FIND ME GUILTY (2006, Sidney Lumet, seen in theatre)- unlike fellow TV-director-turned-filmmaker John Frankenheimer, Lumet never came into a style of his own, and many of his films are so indifferently directed that the best one can say about him is that he stayed out of the way of the story. Thankfully, that’s the case here as well- I say "thankfully" because the story is good enough that it doesn’t need tricked up. Vin Diesel finally makes good on his hype from half a dozen years ago, turning in a loose and funny performance as Jackie DiNorscio, a mob functionary who defends himself in court. The trial portrayed in the film was the longest in U.S. history, and out of necessity the script glosses over most of it, largely boiling it down to Jackie’s big moments, making it feel like Jackie was primarily responsible for the outcome. However, there is still plenty of room for some rich supporting character work, especially from the great Peter Dinklage as another defense attorney. I especially liked how Dinklage (and the film) turn the unavoidable issue of his height into part of the character’s mystique- he’s not just the lawyer who has to stand on a podium to address the court, he’s the lawyer who has a guy working for him whose job it is to set up his podium. Not great filmmaking but pretty entertaining, as well as providing a fascinating examination of how a film can build audience sympathies with seemingly unsympathetic characters. Rating **1/2.

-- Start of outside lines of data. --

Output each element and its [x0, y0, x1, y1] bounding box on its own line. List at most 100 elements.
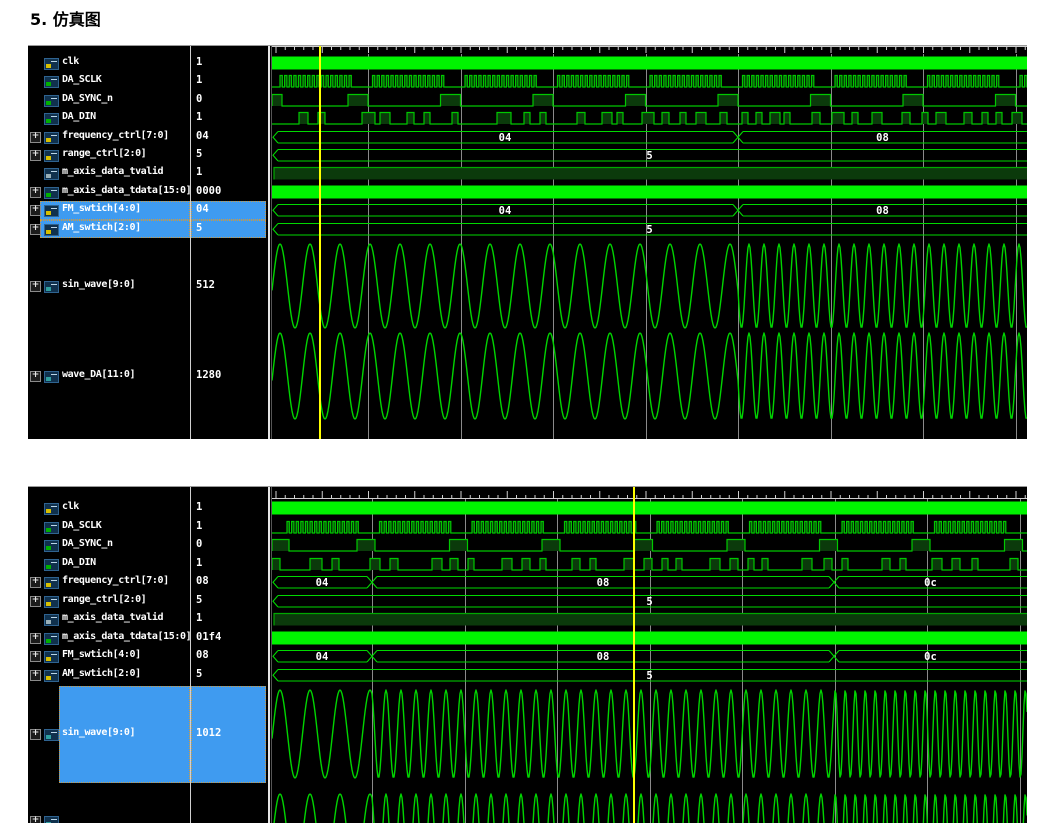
signal-row[interactable]: m_axis_data_tvalid	[28, 610, 190, 628]
signal-row[interactable]: +AM_swtich[2:0]	[28, 220, 190, 238]
analog-waveform[interactable]	[272, 686, 1027, 783]
signal-label: DA_SCLK	[62, 74, 101, 85]
expander-icon[interactable]: +	[30, 577, 41, 588]
signal-waveform[interactable]	[272, 183, 1027, 201]
bus-signal-icon	[44, 224, 59, 236]
signal-value-cell[interactable]: 1	[191, 164, 266, 182]
signal-value: 1280	[196, 369, 221, 381]
signal-value-cell[interactable]: 5	[191, 666, 266, 684]
signal-value-cell[interactable]: 512	[191, 277, 266, 295]
signal-value-cell[interactable]: 0	[191, 536, 266, 554]
signal-value-cell[interactable]: 1	[191, 109, 266, 127]
expander-icon[interactable]: +	[30, 205, 41, 216]
signal-row[interactable]: + sin_wave[9:0]	[28, 725, 190, 743]
signal-row[interactable]: DA_DIN	[28, 109, 190, 127]
signal-row[interactable]: DA_SCLK	[28, 518, 190, 536]
signal-row[interactable]: +sin_wave[9:0]	[28, 277, 190, 295]
signal-row[interactable]: +frequency_ctrl[7:0]	[28, 573, 190, 591]
signal-row[interactable]: +FM_swtich[4:0]	[28, 201, 190, 219]
signal-row[interactable]: + range_ctrl[2:0]	[28, 146, 190, 164]
signal-waveform[interactable]: 0408	[272, 128, 1027, 146]
signal-value-cell[interactable]: 1	[191, 610, 266, 628]
expander-icon[interactable]: +	[30, 132, 41, 143]
signal-value-cell[interactable]: 1	[191, 54, 266, 72]
analog-waveform[interactable]	[272, 331, 1027, 421]
signal-waveform[interactable]	[272, 109, 1027, 127]
signal-waveform[interactable]: 5	[272, 592, 1027, 611]
signal-row[interactable]: +m_axis_data_tdata[15:0]	[28, 629, 190, 647]
signal-row[interactable]: clk	[28, 54, 190, 72]
svg-text:0c: 0c	[924, 651, 937, 663]
signal-row[interactable]: +m_axis_data_tdata[15:0]	[28, 183, 190, 201]
signal-value-cell[interactable]: 5	[191, 220, 266, 238]
waveform-panel-1[interactable]: clk1DA_SCLK1DA_SYNC_n0DA_DIN1+frequency_…	[28, 45, 1027, 439]
signal-row[interactable]: m_axis_data_tvalid	[28, 164, 190, 182]
signal-row[interactable]: +FM_swtich[4:0]	[28, 647, 190, 665]
signal-waveform[interactable]: 04080c	[272, 573, 1027, 592]
expander-icon[interactable]: +	[30, 651, 41, 662]
signal-value-cell[interactable]: 1	[191, 518, 266, 536]
signal-waveform[interactable]	[272, 518, 1027, 537]
signal-value-cell[interactable]: 5	[191, 592, 266, 610]
signal-row[interactable]: +wave_DA[11:0]	[28, 367, 190, 385]
signal-row[interactable]: DA_SYNC_n	[28, 91, 190, 109]
expander-icon[interactable]: +	[30, 816, 41, 823]
signal-waveform[interactable]	[272, 499, 1027, 518]
signal-value-cell[interactable]: 1280	[191, 367, 266, 385]
signal-waveform[interactable]	[272, 555, 1027, 574]
expander-icon[interactable]: +	[30, 187, 41, 198]
signal-row[interactable]: + AM_swtich[2:0]	[28, 666, 190, 684]
expander-icon[interactable]: +	[30, 224, 41, 235]
signal-row[interactable]: clk	[28, 499, 190, 517]
signal-waveform[interactable]	[272, 536, 1027, 555]
signal-row[interactable]: DA_DIN	[28, 555, 190, 573]
signal-waveform[interactable]	[272, 629, 1027, 648]
signal-value-cell[interactable]: 0000	[191, 183, 266, 201]
signal-row[interactable]: +frequency_ctrl[7:0]	[28, 128, 190, 146]
signal-waveform[interactable]	[272, 610, 1027, 629]
signal-value-cell[interactable]: 0	[191, 91, 266, 109]
signal-waveform[interactable]: 04080c	[272, 647, 1027, 666]
time-ruler[interactable]	[272, 487, 1027, 499]
signal-value-cell[interactable]: 01f4	[191, 629, 266, 647]
expander-icon[interactable]: +	[30, 281, 41, 292]
signal-value-cell[interactable]: 04	[191, 201, 266, 219]
expander-icon[interactable]: +	[30, 670, 41, 681]
signal-row[interactable]: DA_SCLK	[28, 72, 190, 90]
signal-value-cell[interactable]: 08	[191, 647, 266, 665]
signal-waveform[interactable]: 0408	[272, 201, 1027, 219]
expander-icon[interactable]: +	[30, 729, 41, 740]
time-ruler[interactable]	[272, 46, 1027, 54]
signal-waveform[interactable]: 5	[272, 146, 1027, 164]
signal-waveform[interactable]	[272, 72, 1027, 90]
cursor-line[interactable]	[319, 46, 321, 439]
signal-value-cell[interactable]: 1	[191, 72, 266, 90]
expander-icon[interactable]: +	[30, 633, 41, 644]
signal-value-cell[interactable]: 1	[191, 555, 266, 573]
signal-waveform[interactable]	[272, 164, 1027, 182]
signal-row[interactable]: +	[28, 812, 190, 823]
signal-waveform[interactable]: 5	[272, 666, 1027, 685]
expander-icon[interactable]: +	[30, 150, 41, 161]
signal-waveform[interactable]: 5	[272, 220, 1027, 238]
signal-row[interactable]: DA_SYNC_n	[28, 536, 190, 554]
signal-value-cell[interactable]: 04	[191, 128, 266, 146]
cursor-line[interactable]	[633, 487, 635, 823]
analog-waveform[interactable]	[272, 788, 1027, 823]
signal-waveform[interactable]	[272, 91, 1027, 109]
analog-waveform[interactable]	[272, 241, 1027, 331]
signal-waveform[interactable]	[272, 54, 1027, 72]
signal-value-cell[interactable]: 08	[191, 573, 266, 591]
signal-value: 04	[196, 130, 209, 142]
waveform-panel-2[interactable]: clk1DA_SCLK1DA_SYNC_n0DA_DIN1+frequency_…	[28, 486, 1027, 823]
expander-icon[interactable]: +	[30, 371, 41, 382]
expander-icon[interactable]: +	[30, 596, 41, 607]
signal-label: sin_wave[9:0]	[62, 727, 135, 738]
signal-value-cell[interactable]: 5	[191, 146, 266, 164]
signal-value-cell[interactable]: 1	[191, 499, 266, 517]
signal-value-cell[interactable]: 1012	[191, 725, 266, 743]
logic-signal-icon	[44, 113, 59, 125]
signal-label: range_ctrl[2:0]	[62, 148, 146, 159]
signal-row[interactable]: +range_ctrl[2:0]	[28, 592, 190, 610]
signal-label: AM_swtich[2:0]	[62, 668, 141, 679]
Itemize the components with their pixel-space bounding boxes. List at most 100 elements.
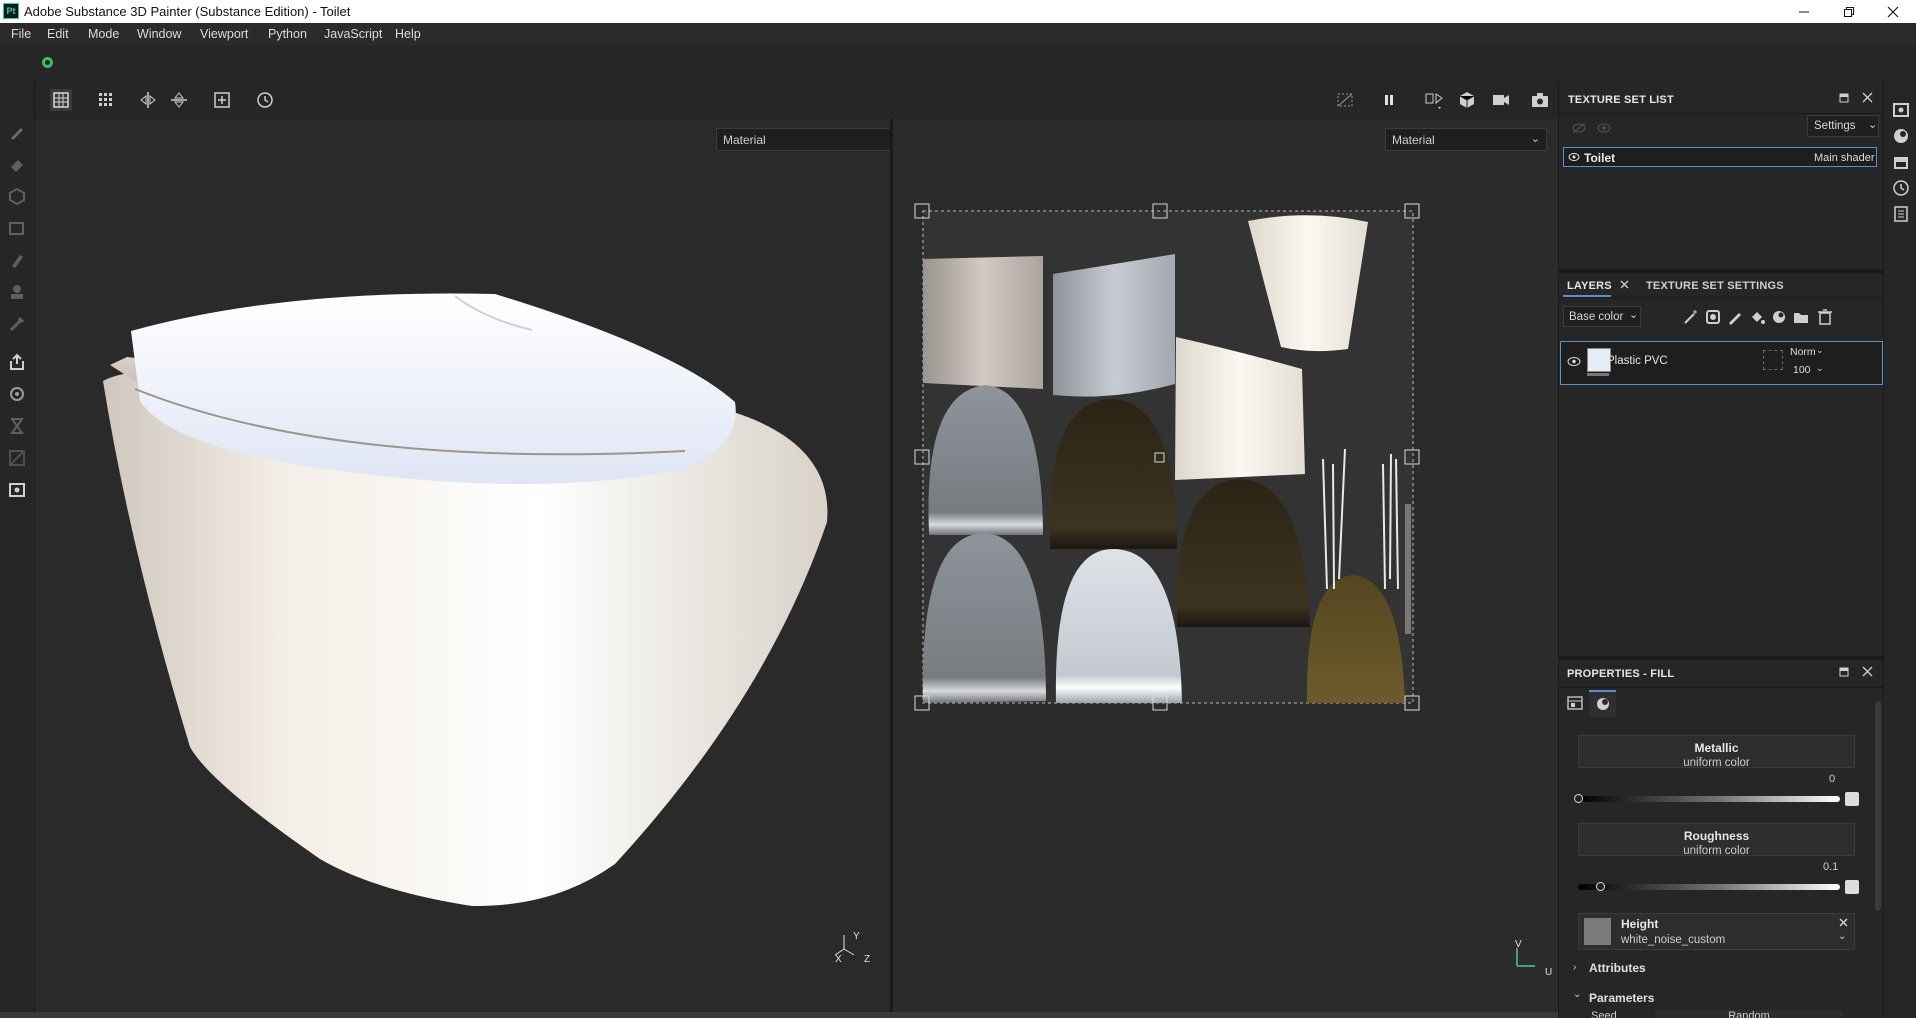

Well, I’m running a little short on time now, so I’ll breeze through the rest…

DUMA (2005, Carroll Ballard, seen in theatre)- Ballad is certainly in his element directing films about animals, and this story of a boy and his cheetah is no exception. There’s too much talking about the importance of finding a home (I would have preferred if the parallels between the boy’s coming of age and the cheetah adjusting to the wild had been keep subtextual), but the nature photography is as good as expected, and Eamonn Walker once again proves himself an estimable character actor. Rating: **1/2.

ELLIE PARKER (2005, Scott Coffey, seen in theatre)- Naomi Watts is the show here in the title role, an aspiring actress whose life is an endless string of auditions, parties, and above all driving around L.A. between auditions and parties. The film itself is deliberately slight, and the DIY style (how odd to see DV that doesn’t attempt to look like film these days) is right for it, taking the tarnish off the Hollywood lifestyle to follow a person for whom that dream has long since lost its lustre. Some of the film’s attempts at oddball humor fall flat (like the director as a man who sleeps with Ellie to test whether he’s gay), but there are also spot-on scenes as well (the horror-show audition with "the new producers," the meeting with an agent played by Chevy Chase), and an out-of-nowhere scene of beauty in which Ellie discovers a tree-lined street where the lilacs are abloom. Full disclosure department: I recently got rejected by every single film school I applied to, so it’s hard for me to be objective about this film since I empathized too much with the protagonist’s plight. I’m not sure that this is much of a movie, but I certainly felt Ellie’s pain. Ask me how I feel about this film in a few years. (Provisional) Rating: **1/2.

YOUR STUDIO AND YOU (1995, Trey Parker, , short film downloaded off the Internet)- hilarious. See for yourself (warning: LONG download). Stallone has never been better!